Because of non repairable cracks that go from 2 of the exhaust valve seat out I am getting parts together to do the 28 Chevrolet OHV conversion.
A little history on this block, it has never been surfaced but the casting over the ports is too thin to take valve seats. It has been checked for flatness and is good to go in that respect. (I think someone else posted about have the same problem in the last few months)The number matches the title so don't want to mess with changing that. I have a 1928 Chevrolet head on hand and the adapter plate is on it's way. The plate is an early style with full round holes for piston pop up so will not be a real increase in compression. I have read most postings on on this type of conversions and have had some experience with the Model A Jern Thunderbolt conversion.
My question is; I get how to do the rocker end of the push rod. How do you do the lifter end, does the push rod just sit on the lifter and held in center by the hole the valve use to go through? I would imagine it would be the same for Rajo or any of the others.
I don't claim to be a expert on the subject but I just finished doing that same conversion on my 1924 block this last summer. I put the push rods right down the valve guides and they lined up perfectly with the lifters. I did however half to make a very slight bend on the two end rocker arms for proper alignment. The motor runs beautifully.
Jim, do you have one piece push rods all the way? Slightly smaller diameter than the valve guides so they can follow the rocker sideways? Extra return springs? Did you get the push rods from Neal Jern? By the way, is there any news if someone is continuing the business after Jern's death?
By the way, Merry Christmas everybody
Most of the push rods I have seen are rounded on both ends, so as Roger asked, what did you use for push rods? Does yours have cups with flat ends that sit on the lifters?
(Message edited by redmodelt on December 25, 2014)

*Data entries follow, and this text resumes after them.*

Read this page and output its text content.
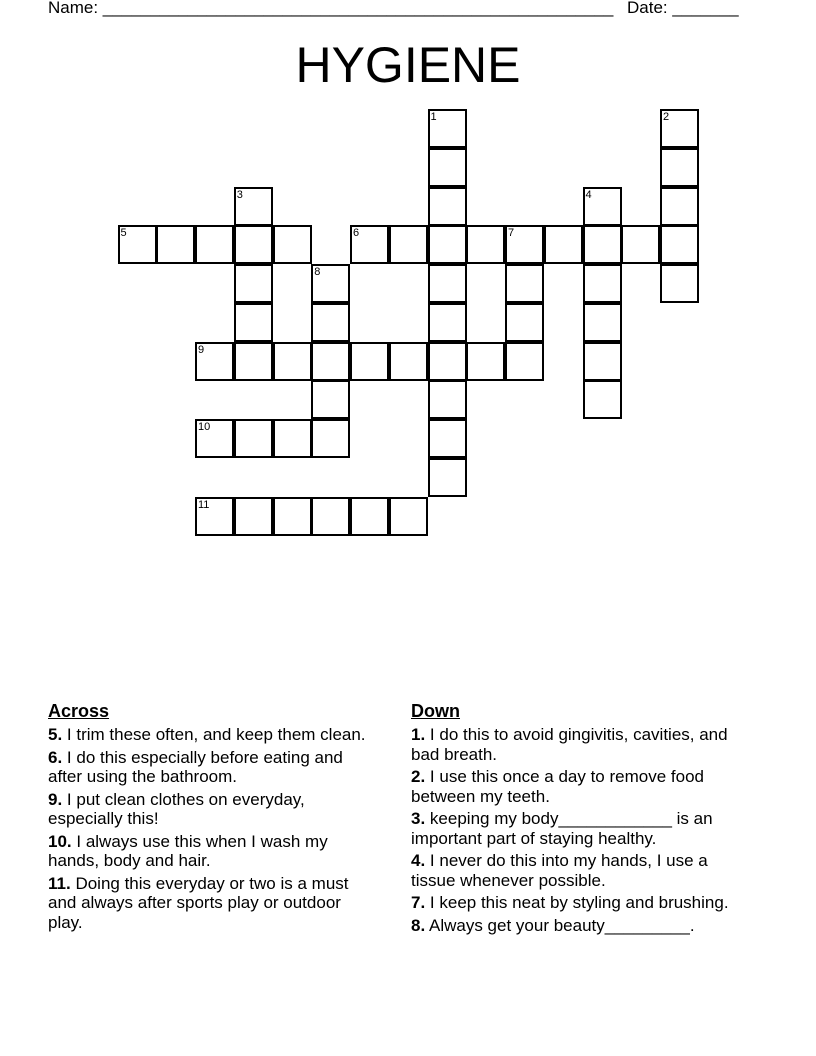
Name: ______________________________________________________ Date: _______
HYGIENE
1	2
3	4
5	6	7
8
9
10
11
Across
5. I trim these often, and keep them clean.
6. I do this especially before eating and after using the bathroom.
9. I put clean clothes on everyday, especially this!
10. I always use this when I wash my hands, body and hair.
11. Doing this everyday or two is a must and always after sports play or outdoor play.
Down
1. I do this to avoid gingivitis, cavities, and bad breath.
2. I use this once a day to remove food between my teeth.
3. keeping my body____________ is an important part of staying healthy.
4. I never do this into my hands, I use a tissue whenever possible.
7. I keep this neat by styling and brushing.
8. Always get your beauty_________.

What I did was picked up some round stock at the steel yard, 5/16 diameter and cut it to length and put a very slight bevel around the ends. and yes they are one piece rods. I didn't have any Chevrolet push rods so I also had to machine the end caps that connect to the rocker arm adjusting screws. Hope this helps. Jim
I have had a 28 Chevy head out in the shop for years, and I guess I should go ahead and put it on an engine. Not sure where to buy one of the adapter plates though, if anyone has any info on that I would appreciate a message. I have a CNC Milling machine and could make one if I had a drawing, but not sure if they are out there anywhere. Any help would be appreciated. Thanks
I use modified adjustable lifters and 1/4" pushrods. The adjustable lifter has a 1/4-28 screw which I replace with an equivalent socket-head screw. By drilling out the socket you can make a nice cup to receive the spherical-end pushrods. Of course this all requires pulling the cam and old lifters...at least the valves are out.
I also have a 28 Chevy head and would like to set up an engine with the conversion at some time. If someone is handling the Jern business, I would be interested.
The home page says to check back in January of 1915.
Good idea on the socket head screws.
The plate I am getting comes with a blue print before I even think about making copies I need it in hand to check copy right on it.
Mark: They could very well have a copywrite, if they don't I would sure like to buy a copy. Thanks
Mark Chaffin sells his lifter things which are a cup shaped deal to accept ball end push rods and it screws into the threads on adjustable lifters. some also use ford Y block lifters which are cupped, but larger in diameter.
God Jul to Roger and Merry Christmas to the rest of you!
By old Scandinavian tradition Christmas lasts for 20 days, so on January 13th the Christmas tree came down.
Interesting that your machinest considers the block to thin for seat replacement, our Canadian blocks are traditionally thinner than USA ones and seats have and are fitted protruding by a bee's d''k into the port just on the manifold side of the block, never given any problems that I know of.
The Jern kit comes with a short push rod with a flat bottom against the lifter and a cup end at the other side and a longer one, 6 3/4" with a ball end and cup for the valve lifter ball.
The shorter one had to be cut down in diameter just a little to suit the valve stem. Or You have to hone them instead. Easier to sand the rod some.
Because the T valve stem don't line up with the chevy valve lifter he made the push rod in two pieces.
I might get by with putting a seat but the crack runs along the roof of the port, drilling and pinning, I would risk breaking a chunk out. Besides, this is something I have wanted to do every sense I first heard about this type conversion.
My tree goes up a day or two before Christmas and comes down about mid January.
Merry Christmas and Happy New Year.
Thomas; read your post again and it sunk in what you are saying.